(edited 11-12-2017 after comments below)
MS Windows User Experience Interaction Guidelines suggests the following:
“Use the second person (you, your) to tell users what to do.” So use second person for error messages, help, window or page labels, on-page documentation, and other places where the app is telling the user about the user’s content.
“Use the first person (I, me, my) to let users tell the program what to do.” So use first person for buttons, menu items, and other controls where the user commands the app.
This means you can have first and second person on the same page. You can label a list “Your photos” but have a button labeled “Publish my photos.”
This is consistent with what a user learns in the physical world, where the reader of text is “listening” to what the creator or owner of the text has to say, so the reader is “you” (e.g.., “We appreciate your business” on an invoice, “Your speed” on a radar speed sign, and, of course, any instruction, like “RSVP”). However, there is an exception for text artifacts that are handled by the reader as a form of communication back to the creator/owner (e.g., a contract, waiver or oath will begin “I, [PRINT NAME], agree that…”). That is like a command button label.
All that said, the correct answer to your question may be to not use either “My” or “Your.” Unless you need to differentiate between content under user control and some other content (e.g., community documents or photos), the best title is simply the class of content (e.g., “Documents” and “Photos”). Labels should start with the most distinguishing and informative words so users can easily scan for them. Cluttering your labels with low-meaning words like “my” and “your,” (or “view” or “manage”) makes it harder for the user.
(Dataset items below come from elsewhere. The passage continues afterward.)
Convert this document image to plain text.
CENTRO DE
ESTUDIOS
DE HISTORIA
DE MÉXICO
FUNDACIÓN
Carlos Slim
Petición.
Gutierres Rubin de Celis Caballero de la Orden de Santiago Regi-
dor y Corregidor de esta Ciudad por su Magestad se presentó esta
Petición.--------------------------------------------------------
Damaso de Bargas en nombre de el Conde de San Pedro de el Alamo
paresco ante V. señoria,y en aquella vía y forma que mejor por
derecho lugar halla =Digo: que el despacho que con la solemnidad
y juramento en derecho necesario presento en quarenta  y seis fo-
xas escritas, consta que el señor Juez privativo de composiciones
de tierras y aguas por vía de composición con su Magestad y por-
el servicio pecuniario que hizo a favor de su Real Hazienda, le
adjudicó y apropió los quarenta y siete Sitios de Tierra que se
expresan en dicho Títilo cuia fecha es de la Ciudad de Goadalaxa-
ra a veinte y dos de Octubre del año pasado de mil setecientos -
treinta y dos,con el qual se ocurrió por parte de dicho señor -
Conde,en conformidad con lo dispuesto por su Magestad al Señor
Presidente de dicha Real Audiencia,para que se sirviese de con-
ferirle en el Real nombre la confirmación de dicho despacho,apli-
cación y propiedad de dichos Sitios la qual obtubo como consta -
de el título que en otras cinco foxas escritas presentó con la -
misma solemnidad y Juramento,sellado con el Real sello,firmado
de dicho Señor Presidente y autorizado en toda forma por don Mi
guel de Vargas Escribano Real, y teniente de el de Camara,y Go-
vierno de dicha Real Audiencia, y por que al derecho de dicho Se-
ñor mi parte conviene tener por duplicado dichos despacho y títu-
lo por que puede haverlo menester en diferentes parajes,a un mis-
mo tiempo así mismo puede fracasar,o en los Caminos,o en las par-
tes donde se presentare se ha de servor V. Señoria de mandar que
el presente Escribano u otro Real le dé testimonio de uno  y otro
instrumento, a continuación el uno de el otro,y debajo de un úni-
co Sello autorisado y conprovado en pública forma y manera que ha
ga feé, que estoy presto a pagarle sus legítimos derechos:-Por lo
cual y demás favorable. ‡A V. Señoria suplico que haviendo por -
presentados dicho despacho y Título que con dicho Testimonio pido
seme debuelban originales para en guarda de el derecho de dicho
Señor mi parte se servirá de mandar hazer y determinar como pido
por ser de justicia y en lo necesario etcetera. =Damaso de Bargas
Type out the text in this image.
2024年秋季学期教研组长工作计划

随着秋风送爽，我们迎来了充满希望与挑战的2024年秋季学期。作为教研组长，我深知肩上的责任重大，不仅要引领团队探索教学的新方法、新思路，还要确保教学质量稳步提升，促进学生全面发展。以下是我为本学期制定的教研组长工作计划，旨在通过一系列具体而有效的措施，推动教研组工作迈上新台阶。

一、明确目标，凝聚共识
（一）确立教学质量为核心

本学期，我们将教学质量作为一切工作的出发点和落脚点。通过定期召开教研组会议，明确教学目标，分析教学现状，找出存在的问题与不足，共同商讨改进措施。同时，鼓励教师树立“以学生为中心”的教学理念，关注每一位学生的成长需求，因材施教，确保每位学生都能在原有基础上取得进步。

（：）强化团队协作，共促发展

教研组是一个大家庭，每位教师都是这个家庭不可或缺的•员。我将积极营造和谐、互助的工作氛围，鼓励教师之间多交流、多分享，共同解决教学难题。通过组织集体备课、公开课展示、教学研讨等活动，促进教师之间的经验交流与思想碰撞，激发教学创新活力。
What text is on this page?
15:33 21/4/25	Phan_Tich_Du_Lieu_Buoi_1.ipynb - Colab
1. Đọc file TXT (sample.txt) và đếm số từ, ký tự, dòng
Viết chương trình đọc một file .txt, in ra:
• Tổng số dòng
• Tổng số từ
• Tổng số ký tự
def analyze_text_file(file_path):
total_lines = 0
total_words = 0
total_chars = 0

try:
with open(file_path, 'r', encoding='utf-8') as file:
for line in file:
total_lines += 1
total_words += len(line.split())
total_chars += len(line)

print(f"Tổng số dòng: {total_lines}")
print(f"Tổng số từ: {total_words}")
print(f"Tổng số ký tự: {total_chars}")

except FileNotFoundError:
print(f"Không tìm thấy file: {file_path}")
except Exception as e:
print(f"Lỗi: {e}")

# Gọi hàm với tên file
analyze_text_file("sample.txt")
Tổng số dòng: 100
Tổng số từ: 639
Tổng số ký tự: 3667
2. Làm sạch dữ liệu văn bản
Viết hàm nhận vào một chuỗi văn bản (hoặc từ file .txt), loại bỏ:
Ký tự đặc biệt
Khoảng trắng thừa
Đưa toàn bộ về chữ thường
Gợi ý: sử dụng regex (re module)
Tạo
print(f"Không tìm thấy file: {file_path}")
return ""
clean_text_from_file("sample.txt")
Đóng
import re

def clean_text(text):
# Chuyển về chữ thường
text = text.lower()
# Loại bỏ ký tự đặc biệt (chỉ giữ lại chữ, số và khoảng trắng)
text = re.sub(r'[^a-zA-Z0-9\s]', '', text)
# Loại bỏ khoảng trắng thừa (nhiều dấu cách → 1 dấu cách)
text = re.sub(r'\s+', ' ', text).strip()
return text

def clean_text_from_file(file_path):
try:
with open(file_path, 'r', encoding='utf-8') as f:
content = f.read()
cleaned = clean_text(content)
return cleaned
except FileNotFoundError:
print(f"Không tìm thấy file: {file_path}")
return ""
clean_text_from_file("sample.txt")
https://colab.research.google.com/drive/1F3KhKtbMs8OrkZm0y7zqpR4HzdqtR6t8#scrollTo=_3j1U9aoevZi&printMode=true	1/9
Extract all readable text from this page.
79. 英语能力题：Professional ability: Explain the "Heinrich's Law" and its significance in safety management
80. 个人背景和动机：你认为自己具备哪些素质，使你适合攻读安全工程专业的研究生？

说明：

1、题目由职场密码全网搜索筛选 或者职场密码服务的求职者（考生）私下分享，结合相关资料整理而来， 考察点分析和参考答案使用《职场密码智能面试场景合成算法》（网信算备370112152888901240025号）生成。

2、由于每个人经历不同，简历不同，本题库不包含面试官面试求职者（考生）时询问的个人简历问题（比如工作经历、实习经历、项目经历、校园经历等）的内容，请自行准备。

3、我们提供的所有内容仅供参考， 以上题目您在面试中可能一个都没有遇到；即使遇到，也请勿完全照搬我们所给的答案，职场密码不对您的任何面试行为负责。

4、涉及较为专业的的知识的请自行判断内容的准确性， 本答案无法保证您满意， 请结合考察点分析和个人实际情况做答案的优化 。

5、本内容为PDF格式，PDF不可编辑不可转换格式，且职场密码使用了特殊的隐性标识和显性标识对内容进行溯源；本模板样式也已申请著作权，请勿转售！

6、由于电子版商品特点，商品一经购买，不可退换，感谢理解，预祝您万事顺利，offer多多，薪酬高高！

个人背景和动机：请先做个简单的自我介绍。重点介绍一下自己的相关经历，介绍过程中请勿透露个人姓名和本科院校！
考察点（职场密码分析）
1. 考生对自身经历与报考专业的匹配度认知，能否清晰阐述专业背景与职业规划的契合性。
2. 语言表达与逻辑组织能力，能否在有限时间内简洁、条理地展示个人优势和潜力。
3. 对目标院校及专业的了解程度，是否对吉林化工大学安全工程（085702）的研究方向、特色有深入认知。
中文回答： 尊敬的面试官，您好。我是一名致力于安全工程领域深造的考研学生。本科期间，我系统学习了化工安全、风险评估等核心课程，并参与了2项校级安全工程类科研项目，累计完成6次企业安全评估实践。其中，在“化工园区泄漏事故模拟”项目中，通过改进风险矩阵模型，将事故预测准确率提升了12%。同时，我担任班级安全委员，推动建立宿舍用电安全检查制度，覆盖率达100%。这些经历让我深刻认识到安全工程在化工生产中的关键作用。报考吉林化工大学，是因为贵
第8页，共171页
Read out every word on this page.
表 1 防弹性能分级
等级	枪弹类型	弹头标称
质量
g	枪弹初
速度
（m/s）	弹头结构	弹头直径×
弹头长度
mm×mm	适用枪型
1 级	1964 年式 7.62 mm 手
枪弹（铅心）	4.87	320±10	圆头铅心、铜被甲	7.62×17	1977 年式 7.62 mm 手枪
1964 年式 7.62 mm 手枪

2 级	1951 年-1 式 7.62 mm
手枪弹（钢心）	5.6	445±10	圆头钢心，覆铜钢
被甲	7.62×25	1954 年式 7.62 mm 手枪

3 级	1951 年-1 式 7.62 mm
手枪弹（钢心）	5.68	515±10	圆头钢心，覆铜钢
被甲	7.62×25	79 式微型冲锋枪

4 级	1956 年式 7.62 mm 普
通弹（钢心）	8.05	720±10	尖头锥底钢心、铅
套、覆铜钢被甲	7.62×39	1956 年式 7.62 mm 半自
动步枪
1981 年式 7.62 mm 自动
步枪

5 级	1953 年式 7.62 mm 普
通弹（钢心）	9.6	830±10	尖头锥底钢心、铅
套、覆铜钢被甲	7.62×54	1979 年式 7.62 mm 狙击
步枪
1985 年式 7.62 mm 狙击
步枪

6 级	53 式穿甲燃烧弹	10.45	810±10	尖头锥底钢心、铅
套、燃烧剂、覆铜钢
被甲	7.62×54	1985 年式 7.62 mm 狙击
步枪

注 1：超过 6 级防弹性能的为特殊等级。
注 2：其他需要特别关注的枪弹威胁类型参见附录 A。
Even when you do need to differentiate user content from others, you may want to avoid “my” and “your” because in certain situations it can be unclear if it refers to the user or the computer/ program/ website, or creator thereof. Links can be problematic. Consider a website for someone who writes and posts Game of Thrones fanfic, and invites her readers to post their own too. There’s a link for “My Stories” and “Your Stories.” Which is for the user and which is for the website owner? I believe some users will read the “Your Stories” link as “click here for your stories,” so they expect the users’ stories. Other users will read “Your Stories” as “show me your stories,” so they expect the website owner’s stories.
Or consider MS Window’s “My Documents” folder, which, at first, I’d say is direct violation of Microsoft’s own guidelines. But that assumes users perceive the folder to be a container labeled by Windows, so Windows should be “telling” the user it’s Your Documents, not My (Window’s?) Documents. However, some users may have a more interactive attitude and see the folder icon in the tree of Windows Explorer as a button that commands Windows to show the user's content, so it’s saying “(Open) My Documents.” If I buy and display an “I love my dog” bumper sticker, then it’s me talking about my dog, not the sticker-maker manufacturer talking about its dog. Likewise, some users may perceive they bought Windows (regardless of what the license says), it’s their workspace, so any labels therein are now them declaring their own respective ownership, so it should be My Documents. There’s a similar problem with social media web sites. Some users may perceive themselves posting on the web site’s page (so it’s “Your Posts”), while others perceive the web site “gave” them a page for their respective posts (so it’s “My Posts”).
If your program/ website doesn’t “own” any documents, photos, orders, or whatnot, maybe all users can figure it out whether you use My or Yours. Or maybe not –do all of them know there’s nothing there you own? You can avoid the risk of ambiguity by consistently using [Username’s] Documents, if it’s necessary to differentiate.